Missing derive macros also cause E0277. If you forget #[derive(Queryable)], Diesel cannot map rows to the struct. The error message points to the missing trait. Add the derive and the error disappears.

Field order matters for Queryable if you do not use Selectable. If the struct fields do not match the SELECT column order, you get a type mismatch. Use Selectable to avoid this issue. Selectable maps columns by name, not order.

// Without Selectable, this fails if the SELECT order differs.
#[derive(Queryable)]
struct User {
    active: bool, // Wrong order if SELECT is id, email, active
    id: i32,
    email: String,
}

// With Selectable, field order does not matter.
#[derive(Queryable, Selectable)]
#[diesel(table_name = schema::users)]
struct User {
    active: bool,
    id: i32,
    email: String,
}

Read the compiler error from the bottom up. The root cause is usually a type mismatch or a missing derive macro.

Decision: Diesel vs alternatives

Rust has several ways to interact with databases. Diesel is not the only option. Choose based on your needs.

Use Diesel when you want a type-safe query builder that catches schema mismatches at compile time. The query builder API is fluent and ergonomic. You get safety without writing raw SQL strings.

Use Diesel when you are building a CRUD-heavy application and want the convenience of Queryable, Insertable, and Selectable derives.

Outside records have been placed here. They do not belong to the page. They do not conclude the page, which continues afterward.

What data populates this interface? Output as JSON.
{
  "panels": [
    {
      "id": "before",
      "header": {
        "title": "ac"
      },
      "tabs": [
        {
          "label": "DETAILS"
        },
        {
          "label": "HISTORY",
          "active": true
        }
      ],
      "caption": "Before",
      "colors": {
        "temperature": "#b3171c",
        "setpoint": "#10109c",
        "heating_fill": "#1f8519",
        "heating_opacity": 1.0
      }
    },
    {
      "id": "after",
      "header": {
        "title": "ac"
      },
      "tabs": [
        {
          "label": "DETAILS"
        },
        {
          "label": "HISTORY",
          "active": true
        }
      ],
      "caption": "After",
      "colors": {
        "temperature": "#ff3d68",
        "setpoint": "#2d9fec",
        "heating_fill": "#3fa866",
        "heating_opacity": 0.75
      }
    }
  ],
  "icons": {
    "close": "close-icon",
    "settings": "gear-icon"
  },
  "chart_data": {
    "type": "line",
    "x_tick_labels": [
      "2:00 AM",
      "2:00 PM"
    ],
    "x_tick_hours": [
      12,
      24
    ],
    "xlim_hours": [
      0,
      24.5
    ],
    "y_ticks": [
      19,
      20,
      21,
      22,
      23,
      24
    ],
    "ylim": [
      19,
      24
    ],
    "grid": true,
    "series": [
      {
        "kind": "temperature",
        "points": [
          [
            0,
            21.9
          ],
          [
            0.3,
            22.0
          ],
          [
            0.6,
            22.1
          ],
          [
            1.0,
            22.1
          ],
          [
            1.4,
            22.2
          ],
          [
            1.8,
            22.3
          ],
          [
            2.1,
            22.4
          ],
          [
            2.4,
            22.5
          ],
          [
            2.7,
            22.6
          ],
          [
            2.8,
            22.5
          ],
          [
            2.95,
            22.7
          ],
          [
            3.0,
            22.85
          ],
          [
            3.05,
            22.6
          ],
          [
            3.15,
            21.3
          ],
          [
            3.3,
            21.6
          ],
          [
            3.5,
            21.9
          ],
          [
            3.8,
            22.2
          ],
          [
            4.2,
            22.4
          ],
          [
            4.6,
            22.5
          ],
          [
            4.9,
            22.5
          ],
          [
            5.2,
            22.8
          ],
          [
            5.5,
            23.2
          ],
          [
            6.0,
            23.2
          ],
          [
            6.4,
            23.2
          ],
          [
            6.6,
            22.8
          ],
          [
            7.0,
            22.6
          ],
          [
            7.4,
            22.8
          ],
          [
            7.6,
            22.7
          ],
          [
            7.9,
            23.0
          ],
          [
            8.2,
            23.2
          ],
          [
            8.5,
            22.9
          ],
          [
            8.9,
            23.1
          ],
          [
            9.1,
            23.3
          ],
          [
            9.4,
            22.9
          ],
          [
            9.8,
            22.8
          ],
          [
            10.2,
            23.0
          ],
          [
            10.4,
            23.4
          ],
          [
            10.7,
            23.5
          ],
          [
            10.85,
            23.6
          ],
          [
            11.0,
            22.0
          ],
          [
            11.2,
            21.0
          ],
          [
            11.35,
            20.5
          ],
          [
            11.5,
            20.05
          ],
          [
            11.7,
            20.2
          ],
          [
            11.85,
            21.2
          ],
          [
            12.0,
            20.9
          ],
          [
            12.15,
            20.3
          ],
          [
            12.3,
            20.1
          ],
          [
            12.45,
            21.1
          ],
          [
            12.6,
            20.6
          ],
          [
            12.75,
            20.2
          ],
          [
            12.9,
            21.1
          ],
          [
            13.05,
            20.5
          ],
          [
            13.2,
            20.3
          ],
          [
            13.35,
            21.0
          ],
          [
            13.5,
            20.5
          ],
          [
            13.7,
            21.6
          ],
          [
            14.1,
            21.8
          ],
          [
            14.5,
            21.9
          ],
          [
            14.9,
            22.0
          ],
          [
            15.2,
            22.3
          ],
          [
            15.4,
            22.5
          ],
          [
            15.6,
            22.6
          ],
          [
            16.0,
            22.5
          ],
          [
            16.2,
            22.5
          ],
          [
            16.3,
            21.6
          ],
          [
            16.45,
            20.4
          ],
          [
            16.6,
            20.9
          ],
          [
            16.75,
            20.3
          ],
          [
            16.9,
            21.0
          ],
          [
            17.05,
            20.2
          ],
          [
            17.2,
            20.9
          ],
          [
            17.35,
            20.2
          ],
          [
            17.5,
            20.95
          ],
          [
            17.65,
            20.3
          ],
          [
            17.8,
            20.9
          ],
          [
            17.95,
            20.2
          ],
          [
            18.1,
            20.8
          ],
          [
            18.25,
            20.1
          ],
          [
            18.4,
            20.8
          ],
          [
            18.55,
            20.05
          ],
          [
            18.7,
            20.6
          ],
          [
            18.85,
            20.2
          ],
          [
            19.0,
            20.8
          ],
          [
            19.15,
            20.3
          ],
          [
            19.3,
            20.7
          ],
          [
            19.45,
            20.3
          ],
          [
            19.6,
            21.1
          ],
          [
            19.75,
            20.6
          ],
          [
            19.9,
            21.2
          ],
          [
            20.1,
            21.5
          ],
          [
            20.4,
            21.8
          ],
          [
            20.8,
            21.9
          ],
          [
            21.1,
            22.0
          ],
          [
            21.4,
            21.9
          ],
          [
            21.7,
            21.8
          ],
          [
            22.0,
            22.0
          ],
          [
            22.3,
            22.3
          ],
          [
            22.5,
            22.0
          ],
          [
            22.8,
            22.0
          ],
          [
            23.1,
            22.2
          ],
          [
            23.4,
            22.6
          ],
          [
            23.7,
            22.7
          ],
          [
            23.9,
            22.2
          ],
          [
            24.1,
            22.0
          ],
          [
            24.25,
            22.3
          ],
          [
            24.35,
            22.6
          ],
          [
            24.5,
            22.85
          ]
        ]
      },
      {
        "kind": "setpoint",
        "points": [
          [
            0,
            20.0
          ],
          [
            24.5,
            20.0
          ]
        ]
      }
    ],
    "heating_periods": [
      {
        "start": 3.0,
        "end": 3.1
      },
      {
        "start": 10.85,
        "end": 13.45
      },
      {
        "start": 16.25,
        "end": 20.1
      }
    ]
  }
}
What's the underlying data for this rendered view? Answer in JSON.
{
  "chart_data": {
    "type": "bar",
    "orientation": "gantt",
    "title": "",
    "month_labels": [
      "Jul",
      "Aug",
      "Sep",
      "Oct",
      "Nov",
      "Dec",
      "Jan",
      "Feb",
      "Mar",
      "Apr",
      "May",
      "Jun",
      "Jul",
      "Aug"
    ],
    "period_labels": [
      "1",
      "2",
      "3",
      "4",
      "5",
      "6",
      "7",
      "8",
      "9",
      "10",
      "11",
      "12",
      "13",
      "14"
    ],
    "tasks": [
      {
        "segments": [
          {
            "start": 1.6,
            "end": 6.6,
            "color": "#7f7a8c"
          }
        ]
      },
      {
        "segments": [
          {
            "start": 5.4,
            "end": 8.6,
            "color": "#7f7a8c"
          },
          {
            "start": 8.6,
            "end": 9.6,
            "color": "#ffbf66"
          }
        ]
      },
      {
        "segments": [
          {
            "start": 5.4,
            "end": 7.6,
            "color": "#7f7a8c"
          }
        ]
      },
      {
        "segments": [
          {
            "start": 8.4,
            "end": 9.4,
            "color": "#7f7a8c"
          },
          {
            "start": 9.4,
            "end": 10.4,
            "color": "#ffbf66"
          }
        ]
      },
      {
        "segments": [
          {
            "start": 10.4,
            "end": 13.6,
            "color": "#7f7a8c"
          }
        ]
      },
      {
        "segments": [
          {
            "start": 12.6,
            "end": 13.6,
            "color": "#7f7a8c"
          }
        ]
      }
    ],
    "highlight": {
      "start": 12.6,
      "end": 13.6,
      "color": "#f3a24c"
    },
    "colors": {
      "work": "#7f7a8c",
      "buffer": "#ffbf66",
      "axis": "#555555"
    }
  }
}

These macros reduce boilerplate and prevent mapping errors.

Reach for sqlx when you prefer writing raw SQL strings but still want compile-time verification of the query structure. sqlx checks SQL syntax and types at compile time using a macro. It has less runtime overhead than Diesel's query builder.

Pick raw SQL via diesel::sql_query when you need complex database-specific features that the query builder does not support yet. Diesel allows raw SQL fallbacks, but you lose type safety. Use this sparingly.

Avoid Diesel if your project requires zero-cost abstractions above the SQL generation layer. Diesel has some runtime overhead in the query builder. For performance-critical paths, benchmark against sqlx or raw SQL.

Choose the tool that matches your comfort with SQL. Diesel abstracts it; sqlx embraces it.